Jika lonjakan kerugian ini benar terjadi, maka reasuransi global akan menanggung pembayaran klaim sangat besar di tahun ini, yang membuat kasnya bocor. Untuk menyehatkan keuangannya, mereka harus mengumpulkan kembali pemasukan tahun depan, dengan menaikkan premi.

Artinya, perusahaan asuransi seluruh dunia akan menghadapi kenaikan harga premi reasuransi.
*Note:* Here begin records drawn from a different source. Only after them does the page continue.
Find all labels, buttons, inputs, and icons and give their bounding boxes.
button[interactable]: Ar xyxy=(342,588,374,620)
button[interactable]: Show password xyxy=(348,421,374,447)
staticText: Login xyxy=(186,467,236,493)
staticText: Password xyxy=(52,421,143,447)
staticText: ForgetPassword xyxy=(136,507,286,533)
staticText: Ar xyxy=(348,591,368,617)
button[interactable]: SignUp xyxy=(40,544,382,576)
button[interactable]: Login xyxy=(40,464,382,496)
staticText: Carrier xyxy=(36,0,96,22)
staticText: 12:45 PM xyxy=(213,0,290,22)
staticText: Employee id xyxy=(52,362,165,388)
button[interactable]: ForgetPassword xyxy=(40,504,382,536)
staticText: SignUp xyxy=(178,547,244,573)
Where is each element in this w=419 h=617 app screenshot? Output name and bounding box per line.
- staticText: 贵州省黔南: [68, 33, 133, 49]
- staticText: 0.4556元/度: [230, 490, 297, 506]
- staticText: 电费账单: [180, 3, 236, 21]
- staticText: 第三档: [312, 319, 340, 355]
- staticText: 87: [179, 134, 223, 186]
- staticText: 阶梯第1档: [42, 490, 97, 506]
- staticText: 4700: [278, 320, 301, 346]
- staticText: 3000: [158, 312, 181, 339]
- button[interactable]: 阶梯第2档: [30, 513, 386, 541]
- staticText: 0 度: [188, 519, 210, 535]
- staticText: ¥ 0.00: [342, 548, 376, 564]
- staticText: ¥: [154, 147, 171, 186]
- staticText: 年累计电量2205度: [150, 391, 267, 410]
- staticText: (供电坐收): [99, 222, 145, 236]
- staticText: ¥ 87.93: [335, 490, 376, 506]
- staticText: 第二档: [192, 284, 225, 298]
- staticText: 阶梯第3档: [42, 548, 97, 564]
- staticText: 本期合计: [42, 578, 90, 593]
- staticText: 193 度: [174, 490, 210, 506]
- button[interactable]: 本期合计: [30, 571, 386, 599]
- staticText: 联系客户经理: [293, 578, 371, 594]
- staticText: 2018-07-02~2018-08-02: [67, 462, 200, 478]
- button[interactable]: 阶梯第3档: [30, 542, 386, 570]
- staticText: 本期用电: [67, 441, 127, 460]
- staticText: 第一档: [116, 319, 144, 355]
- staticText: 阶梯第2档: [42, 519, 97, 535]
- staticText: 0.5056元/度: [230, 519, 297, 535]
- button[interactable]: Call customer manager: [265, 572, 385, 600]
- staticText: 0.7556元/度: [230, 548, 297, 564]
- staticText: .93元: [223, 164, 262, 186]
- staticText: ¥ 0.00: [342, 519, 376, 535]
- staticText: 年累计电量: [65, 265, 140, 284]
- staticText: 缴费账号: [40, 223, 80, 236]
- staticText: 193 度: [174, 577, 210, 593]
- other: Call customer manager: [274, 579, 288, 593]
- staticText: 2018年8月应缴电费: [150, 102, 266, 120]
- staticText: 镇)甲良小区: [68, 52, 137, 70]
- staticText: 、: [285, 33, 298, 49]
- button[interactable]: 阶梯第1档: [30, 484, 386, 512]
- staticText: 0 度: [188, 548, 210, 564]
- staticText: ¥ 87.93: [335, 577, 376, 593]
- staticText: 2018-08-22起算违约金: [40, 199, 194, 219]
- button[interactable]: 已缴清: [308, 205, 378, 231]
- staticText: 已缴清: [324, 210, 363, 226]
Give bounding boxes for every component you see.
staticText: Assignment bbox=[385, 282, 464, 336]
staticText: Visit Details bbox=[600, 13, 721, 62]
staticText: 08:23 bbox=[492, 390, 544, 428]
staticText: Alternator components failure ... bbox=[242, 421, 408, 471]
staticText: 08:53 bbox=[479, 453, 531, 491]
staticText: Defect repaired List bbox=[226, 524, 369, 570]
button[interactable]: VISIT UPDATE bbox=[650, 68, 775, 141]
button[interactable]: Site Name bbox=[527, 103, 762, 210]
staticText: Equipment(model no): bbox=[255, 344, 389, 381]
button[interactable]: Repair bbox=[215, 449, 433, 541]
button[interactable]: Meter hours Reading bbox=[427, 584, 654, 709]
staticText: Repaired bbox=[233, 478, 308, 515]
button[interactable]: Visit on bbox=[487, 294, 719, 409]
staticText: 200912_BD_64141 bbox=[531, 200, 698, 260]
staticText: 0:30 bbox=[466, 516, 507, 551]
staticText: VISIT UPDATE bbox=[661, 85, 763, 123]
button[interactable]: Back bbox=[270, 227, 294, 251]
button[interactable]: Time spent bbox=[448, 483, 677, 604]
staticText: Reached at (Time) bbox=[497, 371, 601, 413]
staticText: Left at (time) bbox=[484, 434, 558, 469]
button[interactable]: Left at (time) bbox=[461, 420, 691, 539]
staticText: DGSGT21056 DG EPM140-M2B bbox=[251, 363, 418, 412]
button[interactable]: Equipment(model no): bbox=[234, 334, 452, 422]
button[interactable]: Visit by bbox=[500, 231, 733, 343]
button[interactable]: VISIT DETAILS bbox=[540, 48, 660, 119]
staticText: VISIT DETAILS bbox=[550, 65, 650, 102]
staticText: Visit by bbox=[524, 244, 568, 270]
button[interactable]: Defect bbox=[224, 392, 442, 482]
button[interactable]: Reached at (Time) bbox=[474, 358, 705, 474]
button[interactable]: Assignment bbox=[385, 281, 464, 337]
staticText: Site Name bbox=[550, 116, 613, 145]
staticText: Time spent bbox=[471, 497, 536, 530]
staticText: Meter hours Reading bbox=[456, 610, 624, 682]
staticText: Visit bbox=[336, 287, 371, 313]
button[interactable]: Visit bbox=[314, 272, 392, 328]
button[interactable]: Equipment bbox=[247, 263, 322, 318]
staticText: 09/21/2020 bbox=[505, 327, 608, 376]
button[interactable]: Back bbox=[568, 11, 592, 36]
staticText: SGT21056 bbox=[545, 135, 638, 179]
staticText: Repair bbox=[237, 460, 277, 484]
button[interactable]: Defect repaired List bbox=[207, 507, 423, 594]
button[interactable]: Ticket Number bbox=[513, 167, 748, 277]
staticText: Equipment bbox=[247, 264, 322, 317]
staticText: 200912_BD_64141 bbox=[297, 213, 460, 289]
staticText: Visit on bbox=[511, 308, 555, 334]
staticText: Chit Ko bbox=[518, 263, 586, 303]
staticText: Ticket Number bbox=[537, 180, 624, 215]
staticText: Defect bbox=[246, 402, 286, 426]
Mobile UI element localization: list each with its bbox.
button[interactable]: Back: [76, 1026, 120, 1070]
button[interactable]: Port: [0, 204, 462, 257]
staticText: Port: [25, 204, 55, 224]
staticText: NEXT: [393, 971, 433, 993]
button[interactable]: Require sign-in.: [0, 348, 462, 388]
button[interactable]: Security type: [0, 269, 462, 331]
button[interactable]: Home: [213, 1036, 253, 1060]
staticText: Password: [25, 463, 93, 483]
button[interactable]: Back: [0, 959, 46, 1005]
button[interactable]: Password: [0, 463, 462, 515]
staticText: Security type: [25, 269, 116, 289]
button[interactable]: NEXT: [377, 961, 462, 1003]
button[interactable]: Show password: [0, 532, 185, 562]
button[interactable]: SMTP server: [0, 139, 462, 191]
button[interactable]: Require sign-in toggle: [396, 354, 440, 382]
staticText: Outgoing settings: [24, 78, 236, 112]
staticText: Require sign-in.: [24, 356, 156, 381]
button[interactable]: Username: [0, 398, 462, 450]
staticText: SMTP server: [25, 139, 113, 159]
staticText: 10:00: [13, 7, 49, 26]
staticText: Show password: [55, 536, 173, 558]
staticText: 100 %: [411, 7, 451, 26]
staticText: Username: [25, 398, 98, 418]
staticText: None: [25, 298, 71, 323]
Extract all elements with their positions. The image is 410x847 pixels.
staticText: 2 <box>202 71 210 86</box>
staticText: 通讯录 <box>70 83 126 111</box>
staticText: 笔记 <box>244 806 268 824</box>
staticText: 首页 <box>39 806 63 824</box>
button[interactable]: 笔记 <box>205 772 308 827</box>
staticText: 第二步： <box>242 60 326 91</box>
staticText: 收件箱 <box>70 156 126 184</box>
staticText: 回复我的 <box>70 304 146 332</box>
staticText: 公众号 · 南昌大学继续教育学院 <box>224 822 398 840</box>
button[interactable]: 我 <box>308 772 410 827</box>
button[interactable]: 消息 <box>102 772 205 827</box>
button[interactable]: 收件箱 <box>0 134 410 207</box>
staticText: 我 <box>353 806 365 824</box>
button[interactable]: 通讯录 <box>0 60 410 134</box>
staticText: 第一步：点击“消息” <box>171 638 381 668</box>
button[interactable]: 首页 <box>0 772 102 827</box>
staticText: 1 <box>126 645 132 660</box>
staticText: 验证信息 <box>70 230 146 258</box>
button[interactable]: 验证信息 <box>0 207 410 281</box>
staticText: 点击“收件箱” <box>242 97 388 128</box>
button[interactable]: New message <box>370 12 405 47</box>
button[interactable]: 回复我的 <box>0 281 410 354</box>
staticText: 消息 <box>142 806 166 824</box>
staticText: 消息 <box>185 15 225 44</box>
Ke mana mereka membagi beban itu? ke pelanggan, termasuk ke warga Indonesia, yang mengikuti asuransi umum seperti properti, kendaraan, dll.

Klaim Sudah Naik

Faktanya, klaim asuransi terkait bencana sudah meningkat sejak tahun 2022. Menurut data Policy Genius, mengutip laporan Insurance Information Institute, perusahaan asuransi AS membayar klaim hingga US$99 miliar atau tembus hingga Rp1.534 triliun akibat bencana alam pada 2022.

Angka itu menjadikannya tahun kelima termahal untuk kerugian asuransi. Maka tak heran, perusahaan asuransi pun membebankan beban premi lebih tinggi kepada pelanggan dari sebelumnya.

Hal itu tampak dari Laporan Policy Genius Home Insurance Pricing 2023 yang mencatat, dari Mei 2022 hingga Mei 2023, premi polis asuransi rumah naik rata-rata 21% saat perpanjangan. Perhitungan itu diperoleh dari analisis terhadap 17.401 polis aktif yang ditawarkan untuk perpanjangan.

“Temuan terbaru ini adalah kelanjutan dari tren premi asuransi yang kami laporkan dalam Laporan Policy Genius Home Insurance Pricing 2022, yang mencatat Mei 2021 hingga Mei 2022 premi asuransi rumah secara nasional naik rata-rata 12%, lebih tinggi dari tingkat inflasi 8,6% yang memecahkan rekor selama periode yang sama,” tulis laporan tersebut.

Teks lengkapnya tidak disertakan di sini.